Cette mesure préventive radicale, justifiée par des impératifs de sécurité sanitaire face à l’épidémie de virus Ebola qui sévit dans le pays, percute de plein fouet l’agenda politique. Elle intervient à quelques jours d’une grande marche nationale annoncée par l’opposition pour le 8 juillet prochain afin de contester le projet de révision constitutionnelle.
Officiellement, la décision de l’exécutif provincial découle d’une instruction directe du vice-Premier ministre chargé de l’Intérieur, de la Sécurité, de la Décentralisation et des Affaires coutumières. Alors que la République Démocratique du Congo fait face à sa 17e épidémie de maladie à virus Ebola souche Bundibugyo classée comme urgence de santé publique de portée internationale par l’OMS, les autorités affichent leur volonté de sanctuariser la capitale.

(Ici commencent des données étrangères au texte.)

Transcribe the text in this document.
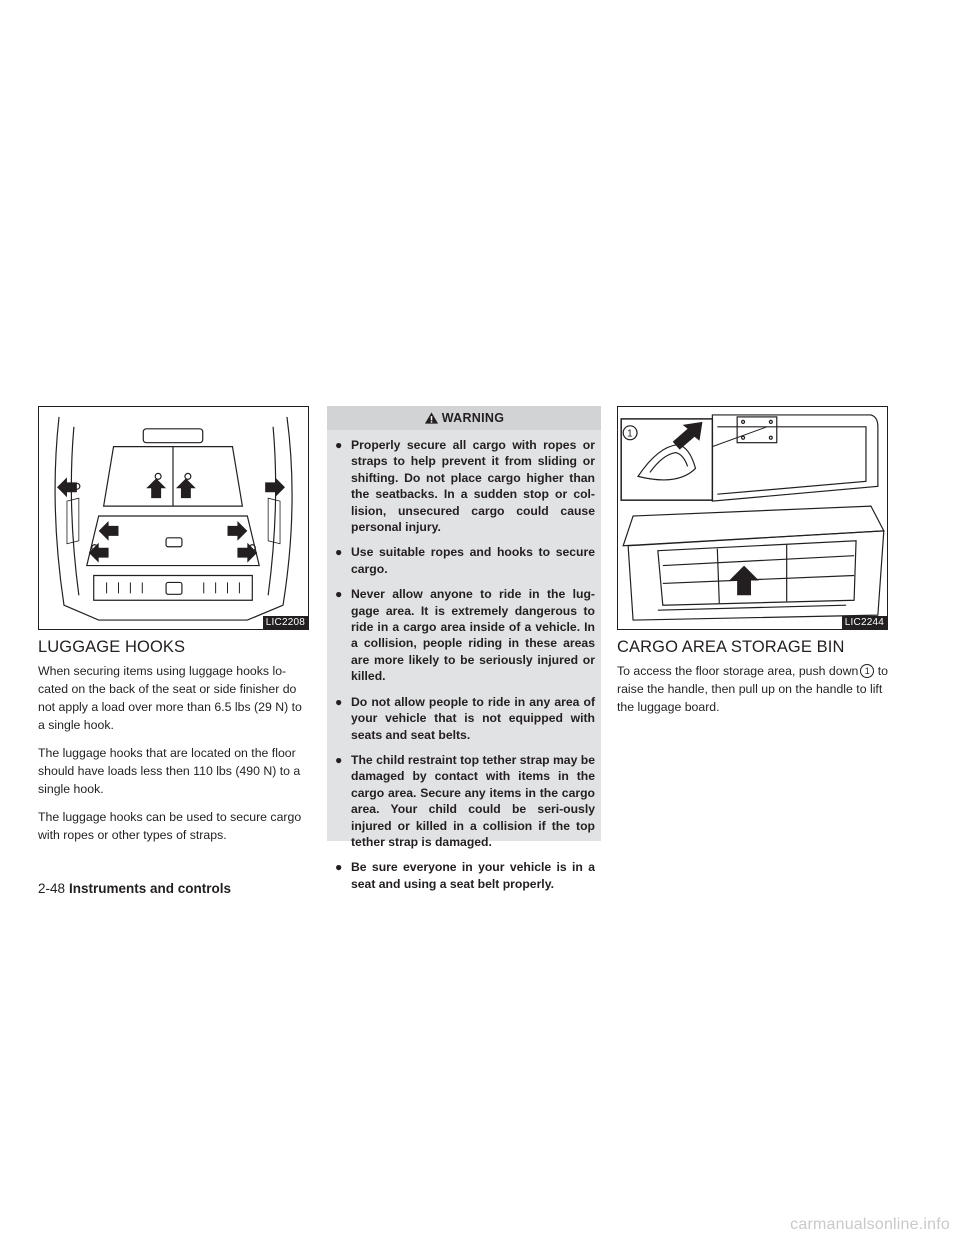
LIC2208
LUGGAGE HOOKS

When securing items using luggage hooks lo-cated on the back of the seat or side finisher do not apply a load over more than 6.5 lbs (29 N) to a single hook.

The luggage hooks that are located on the floor should have loads less then 110 lbs (490 N) to a single hook.

The luggage hooks can be used to secure cargo with ropes or other types of straps.

WARNING
● Properly secure all cargo with ropes or straps to help prevent it from sliding or shifting. Do not place cargo higher than the seatbacks. In a sudden stop or col-lision, unsecured cargo could cause personal injury.
● Use suitable ropes and hooks to secure cargo.
● Never allow anyone to ride in the lug-gage area. It is extremely dangerous to ride in a cargo area inside of a vehicle. In a collision, people riding in these areas are more likely to be seriously injured or killed.
● Do not allow people to ride in any area of your vehicle that is not equipped with seats and seat belts.
● The child restraint top tether strap may be damaged by contact with items in the cargo area. Secure any items in the cargo area. Your child could be seri-ously injured or killed in a collision if the top tether strap is damaged.
● Be sure everyone in your vehicle is in a seat and using a seat belt properly.
1
LIC2244
CARGO AREA STORAGE BIN

To access the floor storage area, push down 1 to raise the handle, then pull up on the handle to lift the luggage board.

2-48 Instruments and controls
carmanualsonline.info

Bien que le gouverneur de Kinshasa ait récemment fait état d’une absence de cas déclarés dans la ville-province, la forte densité démographique de la mégapole fait peser un risque majeur de propagation en cas d’introduction du virus par les flux de population. Le communiqué officiel souligne que cette interdiction temporaire, applicable « jusqu’à nouvel ordre », vise exclusivement à briser d’éventuelles chaînes de contamination et à faire respecter les protocoles d’hygiène et de distanciation indispensables à la riposte sanitaire.
Pour l’opposition politique et une large frange de la société civile, le calendrier de cette annonce suscite de profonds doutes quant à ses motivations réelles. Les forces politiques anti-changement constitutionnel avaient en effet programmé une mobilisation populaire d’envergure le 8 juillet prochain. L’objectif affiché de cette manifestation est de faire barrage au projet de modification de la Loi fondamentale, une réforme voulue par le pouvoir en place mais qualifiée par ses détracteurs de dérive autoritaire destinée à baliser la voie vers un troisième mandat présidentiel.

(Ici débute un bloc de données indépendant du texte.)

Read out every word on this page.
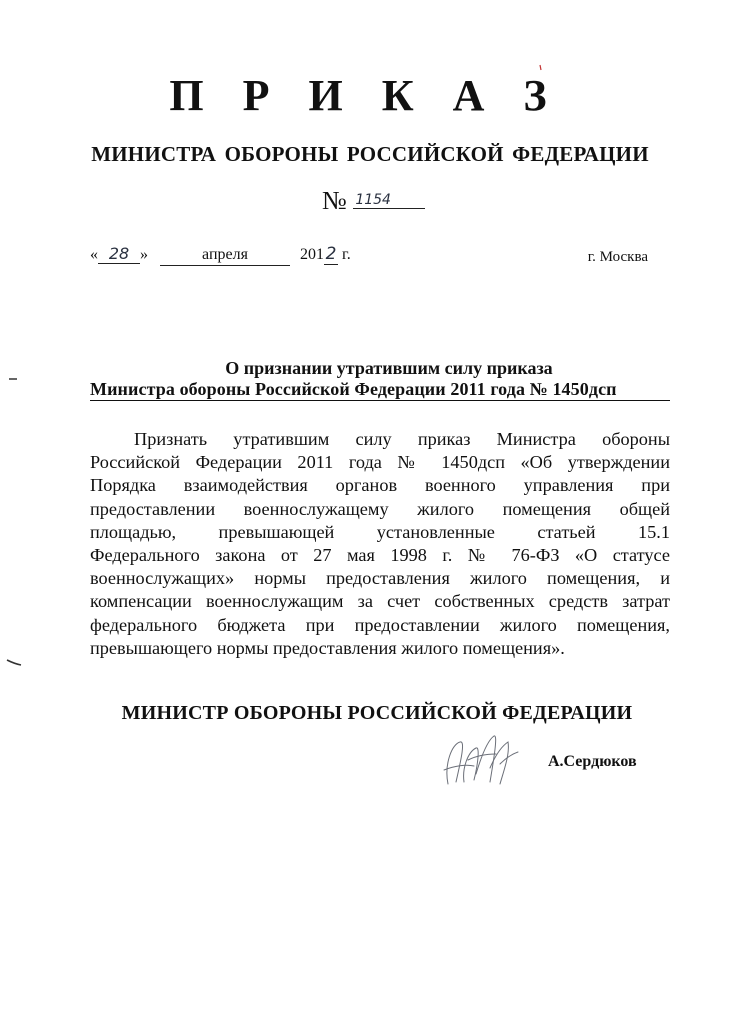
П Р И К А З
МИНИСТРА ОБОРОНЫ РОССИЙСКОЙ ФЕДЕРАЦИИ
№ 1154
« 28 »	апреля	2012 г.	г. Москва
О признании утратившим силу приказа
Министра обороны Российской Федерации 2011 года № 1450дсп
Признать утратившим силу приказ Министра обороны
Российской Федерации 2011 года № 1450дсп «Об утверждении
Порядка взаимодействия органов военного управления при
предоставлении военнослужащему жилого помещения общей
площадью, превышающей установленные статьей 15.1
Федерального закона от 27 мая 1998 г. № 76-ФЗ «О статусе
военнослужащих» нормы предоставления жилого помещения, и
компенсации военнослужащим за счет собственных средств затрат
федерального бюджета при предоставлении жилого помещения,
превышающего нормы предоставления жилого помещения».
МИНИСТР ОБОРОНЫ РОССИЙСКОЙ ФЕДЕРАЦИИ
А.Сердюков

Les leaders des principaux blocs de l’opposition n’ont pas tardé à réagir, dénonçant un « prétexte sanitaire » et une « instrumentalisation de la crise d’Ebola » visant à museler l’expression démocratique et à étouffer la contestation populaire.
L’annonce de cette interdiction totale des rassemblements laisse présager une période de vives tensions dans la capitale congolaise. Plusieurs mouvements citoyens et partis d’opposition ont d’ores et déjà laissé entendre qu’ils pourraient maintenir leur mot d’ordre pour le 8 juillet, invoquant le caractère sacré des libertés publiques garanties par l’actuelle Constitution.
De son côté, le ministère de l’Intérieur a rappelé que les forces de l’ordre seraient déployées pour veiller au respect strict de l’arrêté provincial. À Kinshasa, la superposition d’une crise sanitaire majeure dans l’Est du pays et d’une confrontation politique imminente autour de l’avenir constitutionnel plonge la ville dans une incertitude totale. Les jours précédant l’échéance du 8 juillet s’annoncent décisifs pour la stabilité politique de la RDC.